EveryVoiceTTS / EveryVoice

The EveryVoice TTS Toolkit - Text To Speech for your language
https://docs.everyvoice.ca
Other
23 stars 2 forks source link

Cleaners and to-replace should also be dataset-specific #359

Open roedoejet opened 8 months ago

roedoejet commented 8 months ago

I still think we should have cleaners defined on the everyvoice.config.text_config.TextConfig but we should rename them to global_cleaners and global_to_replace. There are some cleaners/to_replace rules that only apply to certain datasets, and those should be defined on everyvoice.config.preprocessing_config.Dataset.

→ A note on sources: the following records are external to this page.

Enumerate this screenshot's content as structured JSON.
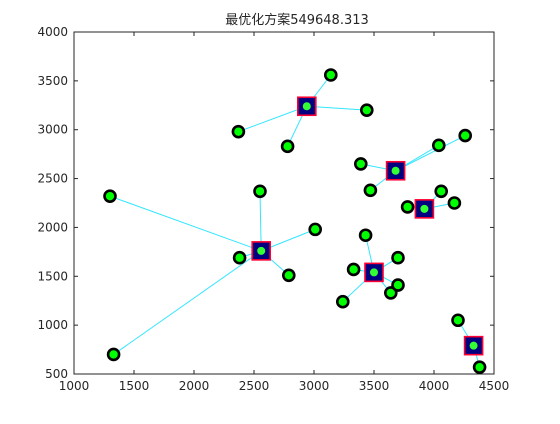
{
  "chart_data": {
    "type": "scatter",
    "title": "最优化方案549648.313",
    "xlabel": "",
    "ylabel": "",
    "xlim": [
      1000,
      4500
    ],
    "ylim": [
      500,
      4000
    ],
    "xticks": [
      1000,
      1500,
      2000,
      2500,
      3000,
      3500,
      4000,
      4500
    ],
    "yticks": [
      500,
      1000,
      1500,
      2000,
      2500,
      3000,
      3500,
      4000
    ],
    "grid": false,
    "legend": "none",
    "colors": {
      "link_line": "#33e6ff",
      "demand_point_fill": "#00ff00",
      "demand_point_edge": "#000000",
      "center_fill": "#000080",
      "center_edge": "#ff0033",
      "center_marker_fill": "#33ff33",
      "axis": "#262626",
      "background": "#ffffff"
    },
    "centers": [
      {
        "x": 2940,
        "y": 3240
      },
      {
        "x": 3680,
        "y": 2580
      },
      {
        "x": 3920,
        "y": 2190
      },
      {
        "x": 2560,
        "y": 1760
      },
      {
        "x": 3500,
        "y": 1540
      },
      {
        "x": 4330,
        "y": 790
      }
    ],
    "demand_points": [
      {
        "x": 2370,
        "y": 2980,
        "center": 0
      },
      {
        "x": 2780,
        "y": 2830,
        "center": 0
      },
      {
        "x": 3140,
        "y": 3560,
        "center": 0
      },
      {
        "x": 3440,
        "y": 3200,
        "center": 0
      },
      {
        "x": 3390,
        "y": 2650,
        "center": 1
      },
      {
        "x": 3470,
        "y": 2380,
        "center": 1
      },
      {
        "x": 4040,
        "y": 2840,
        "center": 1
      },
      {
        "x": 4260,
        "y": 2940,
        "center": 1
      },
      {
        "x": 3780,
        "y": 2210,
        "center": 2
      },
      {
        "x": 4060,
        "y": 2370,
        "center": 2
      },
      {
        "x": 4170,
        "y": 2250,
        "center": 2
      },
      {
        "x": 1300,
        "y": 2320,
        "center": 3
      },
      {
        "x": 1330,
        "y": 700,
        "center": 3
      },
      {
        "x": 2380,
        "y": 1690,
        "center": 3
      },
      {
        "x": 2550,
        "y": 2370,
        "center": 3
      },
      {
        "x": 2790,
        "y": 1510,
        "center": 3
      },
      {
        "x": 3010,
        "y": 1980,
        "center": 3
      },
      {
        "x": 3240,
        "y": 1240,
        "center": 4
      },
      {
        "x": 3330,
        "y": 1570,
        "center": 4
      },
      {
        "x": 3430,
        "y": 1920,
        "center": 4
      },
      {
        "x": 3640,
        "y": 1330,
        "center": 4
      },
      {
        "x": 3700,
        "y": 1410,
        "center": 4
      },
      {
        "x": 3700,
        "y": 1690,
        "center": 4
      },
      {
        "x": 4200,
        "y": 1050,
        "center": 5
      },
      {
        "x": 4380,
        "y": 570,
        "center": 5
      }
    ]
  }
}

In addition to adding the cleaners here, we also need to:

MENGZHEGENG commented 8 months ago

It seems that we don't have to-replace supported in the wizard. Will take a look at this.

roedoejet commented 8 months ago

It seems that we don't have to-replace supported in the wizard. Will take a look at this.

I think that's fine. It's a bit advanced, and there isn't an obvious way (to me) to create the interaction in the wizard. I think it's alright if we just document it in the docs and tell people to adjust the configuration file if necessary.

MENGZHEGENG commented 8 months ago

It may confuse the user to set global_cleaner and dataset-specific_cleaner separately, while I totally agree that we should set these two cleaners. How about we set global_cleaner to collapse_white_space by default (in everyvoice.config.text_config.TextConfig), and ask the user to set the dataset-specific cleaners (in everyvoice.config.preprocessing_config.Dataset)?

roedoejet commented 8 months ago

It may confuse the user to set global_cleaner and dataset-specific_cleaner separately, while I totally agree that we should set these two cleaners. How about we set global_cleaner to collapse_white_space by default (in everyvoice.config.text_config.TextConfig), and ask the user to set the dataset-specific cleaners (in everyvoice.config.preprocessing_config.Dataset)?

Good idea!